You might be thinking that I could have just started writing on a free blog. I have done that in the past and it has not prompted me to be diligent with my daily posts. When I paid for my domain name and website, it gave me the responsibility to fulfill my dream. I invested my funds, so now it is time for me to write. I cannot afford to have off-days because I worked hard to make this happen. For that simple reason, I have seamlessly found my flow.

Writing everyday has prompted me to be more mindful with everything. Every experience is a potential blog entry, so I savored my food, coffee, and books. I appreciated the lessons that only actual blogging could teach me, such as getting over typographical errors and editing my work. I also learned to write on the fly, which enabled me to economize on time and effort. On some days that I would feel insecure about my voice or worried that by the time my classes are over, I might run out of things to write, I counter them with action. I just write.

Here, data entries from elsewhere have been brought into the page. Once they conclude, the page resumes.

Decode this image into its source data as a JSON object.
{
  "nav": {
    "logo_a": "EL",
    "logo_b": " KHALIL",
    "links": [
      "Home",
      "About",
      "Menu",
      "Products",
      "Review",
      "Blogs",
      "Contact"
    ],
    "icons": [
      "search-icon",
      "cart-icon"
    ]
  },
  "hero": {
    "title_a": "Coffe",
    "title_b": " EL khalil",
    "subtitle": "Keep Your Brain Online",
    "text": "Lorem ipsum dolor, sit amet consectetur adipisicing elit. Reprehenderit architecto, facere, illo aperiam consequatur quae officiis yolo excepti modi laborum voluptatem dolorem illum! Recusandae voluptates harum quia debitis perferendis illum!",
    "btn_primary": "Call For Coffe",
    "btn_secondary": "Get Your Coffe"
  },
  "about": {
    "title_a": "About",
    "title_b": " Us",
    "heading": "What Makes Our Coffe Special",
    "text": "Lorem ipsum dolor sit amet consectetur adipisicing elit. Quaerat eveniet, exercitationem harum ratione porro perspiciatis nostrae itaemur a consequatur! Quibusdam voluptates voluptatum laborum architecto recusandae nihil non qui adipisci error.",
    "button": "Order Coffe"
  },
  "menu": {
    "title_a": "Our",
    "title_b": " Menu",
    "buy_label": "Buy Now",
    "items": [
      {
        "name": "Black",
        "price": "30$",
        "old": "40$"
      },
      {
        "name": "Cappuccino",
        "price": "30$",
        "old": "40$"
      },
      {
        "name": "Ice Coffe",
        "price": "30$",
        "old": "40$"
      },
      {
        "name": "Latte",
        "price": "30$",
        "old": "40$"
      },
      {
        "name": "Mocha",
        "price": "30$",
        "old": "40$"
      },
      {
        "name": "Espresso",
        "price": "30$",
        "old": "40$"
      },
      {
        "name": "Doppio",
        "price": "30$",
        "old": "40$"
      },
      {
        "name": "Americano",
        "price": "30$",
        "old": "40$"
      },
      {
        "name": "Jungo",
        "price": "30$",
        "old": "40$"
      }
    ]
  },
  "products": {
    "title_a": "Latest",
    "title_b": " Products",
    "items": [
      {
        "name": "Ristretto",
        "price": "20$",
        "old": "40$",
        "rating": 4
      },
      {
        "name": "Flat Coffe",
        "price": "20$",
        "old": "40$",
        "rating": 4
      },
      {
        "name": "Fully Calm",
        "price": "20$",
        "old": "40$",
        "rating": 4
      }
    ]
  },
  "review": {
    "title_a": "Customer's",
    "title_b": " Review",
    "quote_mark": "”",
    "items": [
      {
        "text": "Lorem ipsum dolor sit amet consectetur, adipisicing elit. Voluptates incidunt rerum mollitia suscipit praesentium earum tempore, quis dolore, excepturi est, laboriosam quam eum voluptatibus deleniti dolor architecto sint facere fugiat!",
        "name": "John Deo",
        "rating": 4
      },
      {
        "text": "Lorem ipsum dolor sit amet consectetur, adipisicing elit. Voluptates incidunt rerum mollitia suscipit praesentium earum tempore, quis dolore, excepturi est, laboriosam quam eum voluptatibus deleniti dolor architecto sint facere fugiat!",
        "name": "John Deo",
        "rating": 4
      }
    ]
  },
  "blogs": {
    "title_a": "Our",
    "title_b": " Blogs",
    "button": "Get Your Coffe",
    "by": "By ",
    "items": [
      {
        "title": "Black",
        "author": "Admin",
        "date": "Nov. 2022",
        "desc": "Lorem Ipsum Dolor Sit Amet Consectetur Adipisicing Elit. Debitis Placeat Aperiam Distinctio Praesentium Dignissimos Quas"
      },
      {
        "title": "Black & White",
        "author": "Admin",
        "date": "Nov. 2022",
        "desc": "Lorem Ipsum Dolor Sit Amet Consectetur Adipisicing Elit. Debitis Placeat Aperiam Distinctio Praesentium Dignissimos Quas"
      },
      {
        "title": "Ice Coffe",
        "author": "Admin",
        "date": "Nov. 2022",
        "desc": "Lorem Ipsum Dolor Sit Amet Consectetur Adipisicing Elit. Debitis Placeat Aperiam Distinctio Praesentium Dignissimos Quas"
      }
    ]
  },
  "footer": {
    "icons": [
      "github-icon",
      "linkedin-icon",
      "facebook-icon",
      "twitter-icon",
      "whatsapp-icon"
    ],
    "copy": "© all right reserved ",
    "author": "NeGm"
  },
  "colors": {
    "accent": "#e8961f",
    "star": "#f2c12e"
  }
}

This blog is important to me because it is my dream to give my thoughts a home. I want my heart to be rooted in this home, so that my voice could continue speaking out the words I want to say. I want my flow to seamlessly continue, and it is finally happening after many years of not having the courage to be responsible for my dream. This is helping me find reasons to write and to drown out the noise and babble. With each day of my 100 Days Project, I am developing my writing habit as I hone my voice. And with that, I am being brave by sharing myself with every entry here on my island online.